How the mempool affects consumer spending of crypto
Overcrowded queues do not merely affect the customers at the airports, malls, and state departments but also annoy the crypto-consumers, who pay for goods and services online via their favorite cryptocurrencies. Our latest annual report already revealed that the crypto-consumers, especially those who prefer Bitcoin, either have to wait in the transactions queue for a quite long time or must fork out the dough to guarantee their transactions when there is high demand for such transactions on the blockchain. Although it does not happen always, it is apparently a large barrier to the wider adoption of crypto-shopping habits by online shoppers. The distributed waiting list of the Bitcoin network, called the “mempool”, is quite volatile, and the average fees that must be paid for a typical Bitcoin transfer change by the time. This also changes the real cost of making payments in crypto. An increasing pattern is observable throughout the years, but the change is definitely not linear. In this post, we present our recent analysis that reveals the correlation between the size of the Bitcoin mempool (in Bytes) and the crypto-consumers’ attitude towards crypto-shopping.
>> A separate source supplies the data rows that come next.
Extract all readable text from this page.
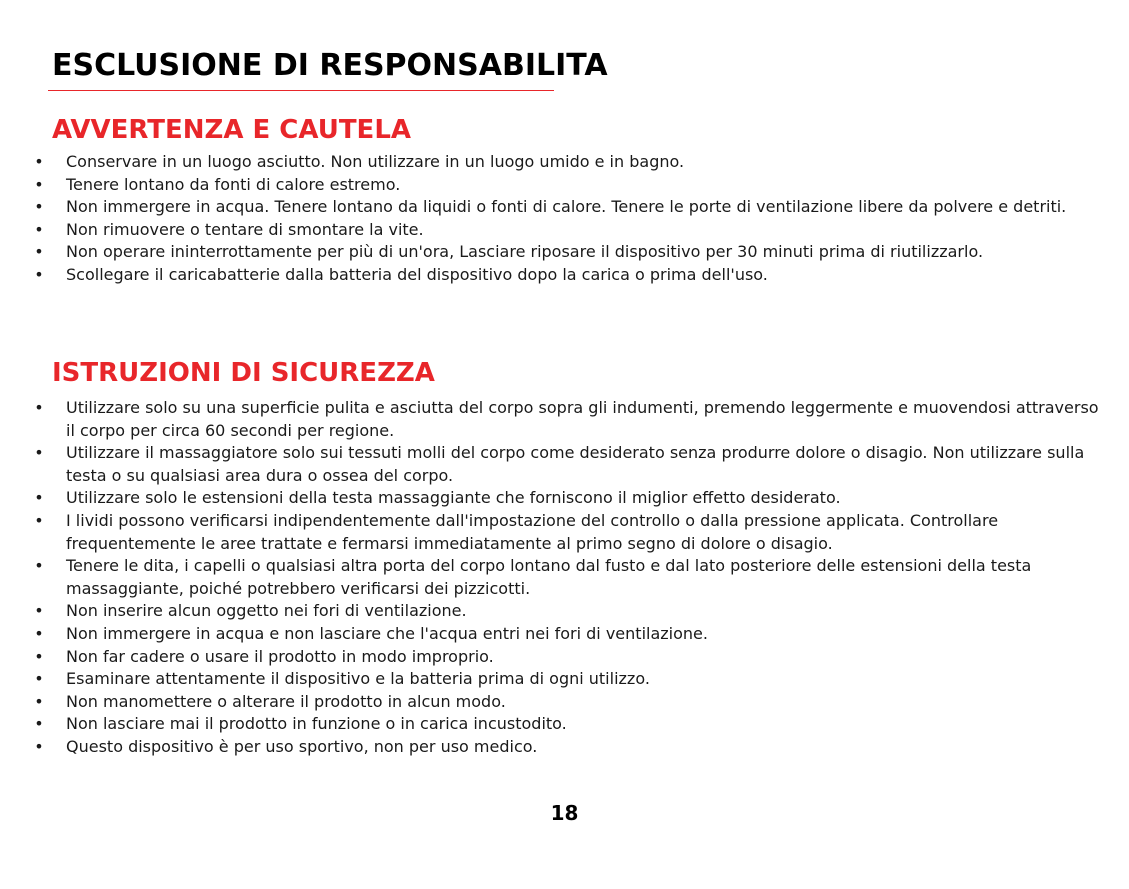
ESCLUSIONE DI RESPONSABILITA
AVVERTENZA E CAUTELA
• Conservare in un luogo asciutto. Non utilizzare in un luogo umido e in bagno.
• Tenere lontano da fonti di calore estremo.
• Non immergere in acqua. Tenere lontano da liquidi o fonti di calore. Tenere le porte di ventilazione libere da polvere e detriti.
• Non rimuovere o tentare di smontare la vite.
• Non operare ininterrottamente per più di un'ora, Lasciare riposare il dispositivo per 30 minuti prima di riutilizzarlo.
• Scollegare il caricabatterie dalla batteria del dispositivo dopo la carica o prima dell'uso.
ISTRUZIONI DI SICUREZZA
• Utilizzare solo su una superficie pulita e asciutta del corpo sopra gli indumenti, premendo leggermente e muovendosi attraverso il corpo per circa 60 secondi per regione.
• Utilizzare il massaggiatore solo sui tessuti molli del corpo come desiderato senza produrre dolore o disagio. Non utilizzare sulla testa o su qualsiasi area dura o ossea del corpo.
• Utilizzare solo le estensioni della testa massaggiante che forniscono il miglior effetto desiderato.
• I lividi possono verificarsi indipendentemente dall'impostazione del controllo o dalla pressione applicata. Controllare frequentemente le aree trattate e fermarsi immediatamente al primo segno di dolore o disagio.
• Tenere le dita, i capelli o qualsiasi altra porta del corpo lontano dal fusto e dal lato posteriore delle estensioni della testa massaggiante, poiché potrebbero verificarsi dei pizzicotti.
• Non inserire alcun oggetto nei fori di ventilazione.
• Non immergere in acqua e non lasciare che l'acqua entri nei fori di ventilazione.
• Non far cadere o usare il prodotto in modo improprio.
• Esaminare attentamente il dispositivo e la batteria prima di ogni utilizzo.
• Non manomettere o alterare il prodotto in alcun modo.
• Non lasciare mai il prodotto in funzione o in carica incustodito.
• Questo dispositivo è per uso sportivo, non per uso medico.
18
Our findings are demonstrated in the attached chart, where the mempool size is given in bytes on the left Y-axis, and the crypto-shoppers’ agreement with the given statements (“paying with crypto is better than other options” and “transaction fees are too high”) are given in 5-point Likert scale (‘1’ being the lowest and ‘5’ being the highest) on the right Y-axis. The X-axis gives the months except for the first marker that shows the mean average of the entire 2020. The mempool data is obtained from blockchain.com.
Obvious from the chart, when the mempool starts piling up due to high demand (as of the beginning of 2021), crypto-shoppers’ agreement with the idea that paying for goods and services in crypto is better than other payment methods starts decreasing drastically. Until end of May, things did no go any better in this perspective, even though the crazy increase in Bitcoin (and many other altcoin’s) prices were seen as positive in parts of the community. After June, the mempool relaxed a significantly, so as the fee/delay pressure on crypto-shoppers.
An overloaded mempool usually results in delayed transactions, if not more expensive. This can reach to certain degrees that no transaction ever completes unless an excessive fee is deducted, which makes crypto-shopping less feasible. Crypto-shopping is not just another form of online payments; it is more of a vital requirement for many people and small businesses in hardship (e.g., related to un/under-banking conditions), as revealed by our 2021 Consumer Report. Bitcoin fans, and more in general shoppers that prefer Bitcoin as a currency should definitely consider using the Lightning Network. If you are unaware of how Lightning Network works or how to use it to buy products and services you can read more here. Another option to reduce transaction queues when the grows is to use other cryptocurrencies with lesser (even nonnegligible) transaction fees, such as Litecoin and Dash.
Although our question does not specifically target Bitcoin users, it is still the predominant currency used in crypto-shopping; therefore, any dissatisfaction regarding Bitcoin affects the general crypto-shopping perception. But as everything in the blockchain industry, things change and evolve very rapidly. For example Lightning Network used to be “an expert only” technology but now is becoming very easy to use and is seeing much bigger adoption. “Queues” and fees also affect the Ethereum network. So for those who prefer paying with Eth or stablecoins, Scalability and Layer 2 solutions are becoming also available for ERC20 tokens, allowing to users to shop with stablecoins (USDC, USDT, DAI) with almost no fees and immediate transactions.